La situation est urgente et ne peut permettre la mise en place du protocole d’accueil habituellement usité. Un silence pesant s’est installé dans le bureau… Indescriptible, personne ne dit mot. Chacun est (peut-être) entrain de chercher ce qu’il va pouvoir dire… Mais que dire, à une victime de l’inceste ? Comment et faut-il aborder le sujet d’emblée ? Qu’allais-je faire avec lui durant ces dix jours de vacances à passer en sa compagnie ? Comment l’aider à « porter » ce poids ?… Je pourrais ainsi lister un répertoire de questions qui m’étaient venues à ce moment là. Mais c’est sur la route et en sa présence que j’ai compris que ce n’était pas tant de savoir quelles actions éducatives étaient à mettre en place qui me posait problème, mais qu’il s’agissait de moi, de ce que je pouvais ressentir face à cette situation. Les images qui venaient à mon esprit étaient insoutenables. Je ne savais pas comment « regarder » cet adolescent. Pour la première fois, je ne savais pas su me situer professionnellement car un « malaise profond » vis à vis de cette situation entravait mon action. Ainsi, ma recherche tentera-t-elle de cerner et de comprendre ce qui est en jeu dans la relation d’aide au public victime de violences sexuelles, avec pour objectif une utilisation de ces données, tant dans ma réflexion que dans ma pratique. De ce fait, mon étude, au delà de l’intérêt sociologique et théorique, met en évidence des enjeux professionnels qui méritent à la fois réflexion et approfondissement. Aussi, mes préoccupations d’ordre professionnelle constitueront-elles les tenants et les aboutissants de ma recherche.

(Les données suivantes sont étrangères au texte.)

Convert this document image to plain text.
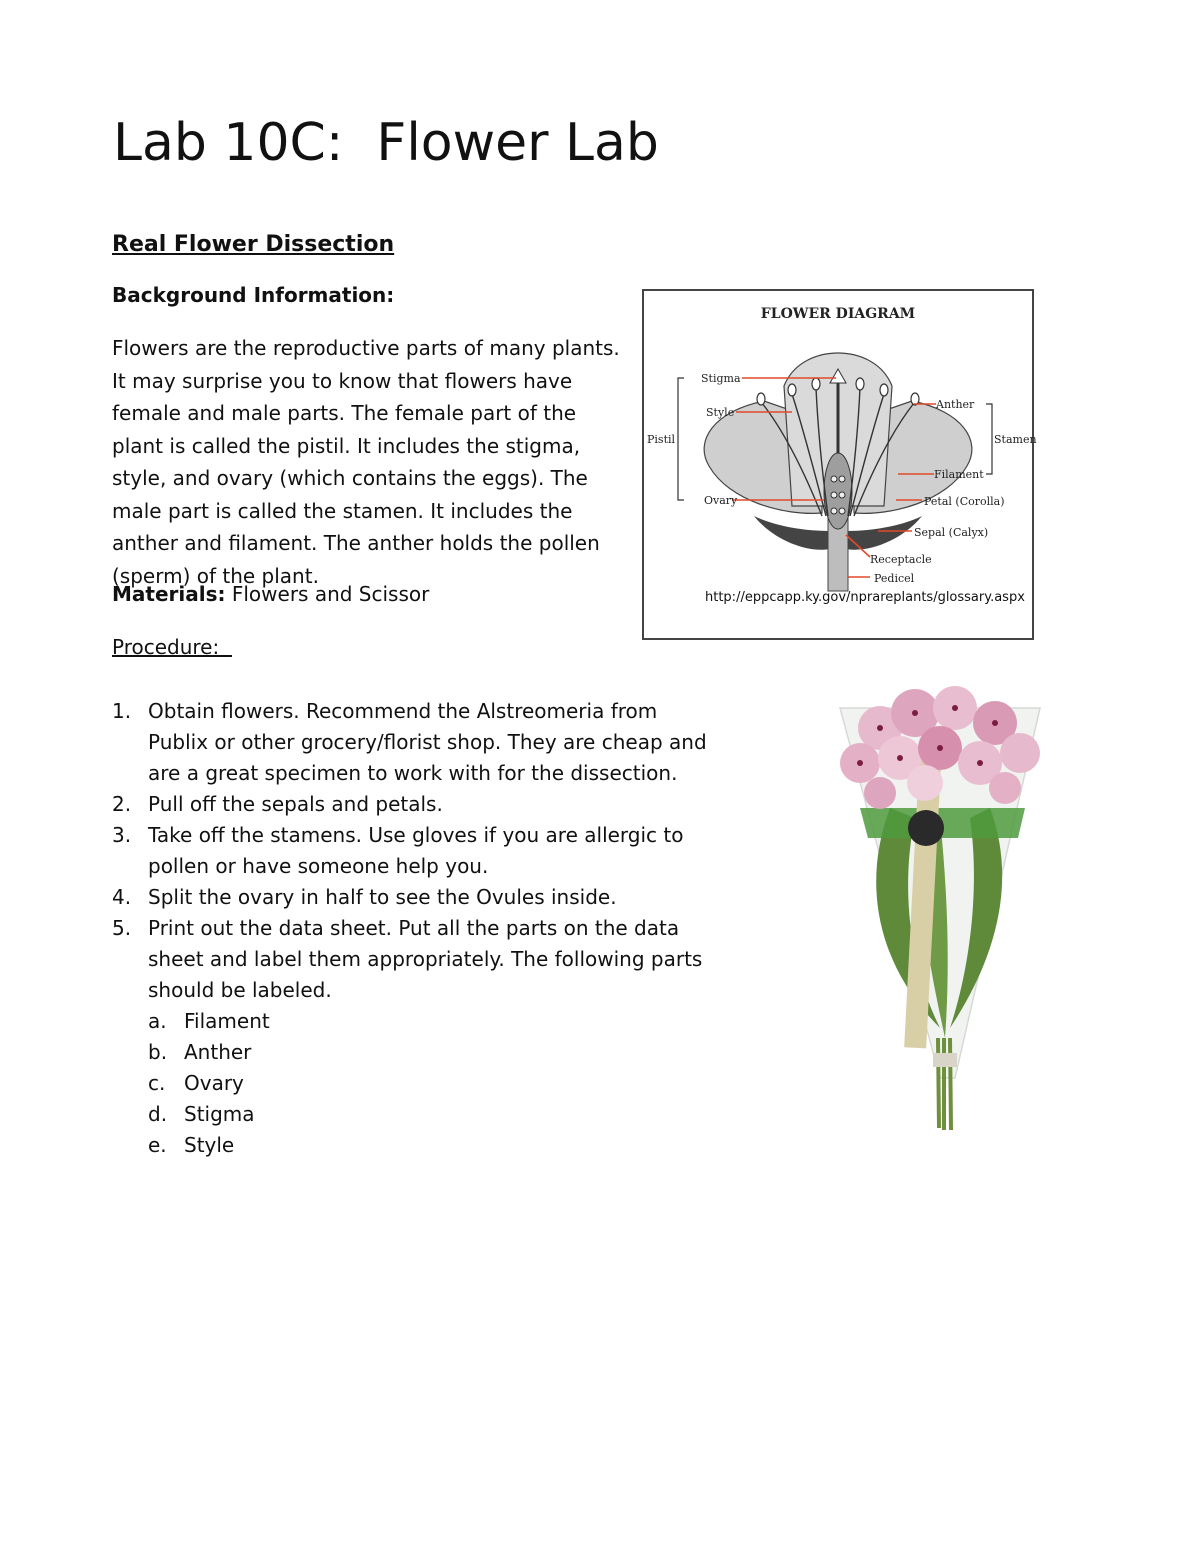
Lab 10C:  Flower Lab
Real Flower Dissection
Background Information:

Flowers are the reproductive parts of many plants. It may surprise you to know that flowers have female and male parts. The female part of the plant is called the pistil. It includes the stigma, style, and ovary (which contains the eggs). The male part is called the stamen. It includes the anther and filament. The anther holds the pollen (sperm) of the plant.

Materials: Flowers and Scissor
Procedure:
1. Obtain flowers. Recommend the Alstreomeria from Publix or other grocery/florist shop. They are cheap and are a great specimen to work with for the dissection.
2. Pull off the sepals and petals.
3. Take off the stamens. Use gloves if you are allergic to pollen or have someone help you.
4. Split the ovary in half to see the Ovules inside.
5. Print out the data sheet. Put all the parts on the data sheet and label them appropriately. The following parts should be labeled.
a. Filament
b. Anther
c. Ovary
d. Stigma
e. Style
FLOWER DIAGRAM
Stigma
Style
Pistil
Ovary
Anther
Stamen
Filament
Petal (Corolla)
Sepal (Calyx)
Receptacle
Pedicel
http://eppcapp.ky.gov/nprareplants/glossary.aspx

A noter que le travail de théorisation est alimenté à chaque phase de mon travail par des éléments directement liés aux besoins des publics concernés et/ou à mes actions. De plus, ces apports théoriques permettront de « nourrir » des éventuels débats, réflexions, autour des pistes qu’elles suggère, pour une action plus efficace. Mon mémoire de fin d’études, n’est pas le lieu d’une évaluation du travail social, ni celui de plaidoyer ou de polémiquer sur telle ou telle institution, ou telle ou telle profession. Ainsi, tenterais-je à partir de ma propre expérience, d’identifier les raisons pour lesquelles un malaise « trouble et profond » surgi, face à une situation d’inceste. Il ne s’agit pas de savoir, uniquement ce qu’est l’inceste, bien que cela soit nécessaire de manière théorique, mais bien au delà de l’identification de ces situations, tenter de mieux me situer, pour mieux intervenir… Tenter de « balayer » mes a priori, mes préjugés.

Septembre 1986, le livre d’Eva Thomas, « Le viol du silence »·, est publié : témoignage émouvant et poignant d’une femme victime d’inceste à l’âge de quinze ans. Apporté par une victime, ce témoignage met à nu du ressenti et non une approche théorique à distance. Pour la première fois en France, le voile du silence est levé sur un sujet aussi tabou, les valeurs fondamentales sociales ébranlées et les discours forcément passionnels. Personne n’est indifférent, choqué, outré, curieux, compatissant, ce « séisme » provoque une résonance en chacun de nous. L’été 1988, meurtrier, on se souvient des enfants retrouvés assassinés après avoir été violés, n’a fait qu’amplifier cette prise de conscience collective et médiatique des dangers encourus par les enfants. En mars 1989, l’émission télévisée « Médiations », de François De Closets, est consacrée au thème de l’inceste, une première : de nombreuses femmes témoignent et livrent leur vérité au grand public, choqué, mais parfois incrédule, doutant d’une réalité insupportable.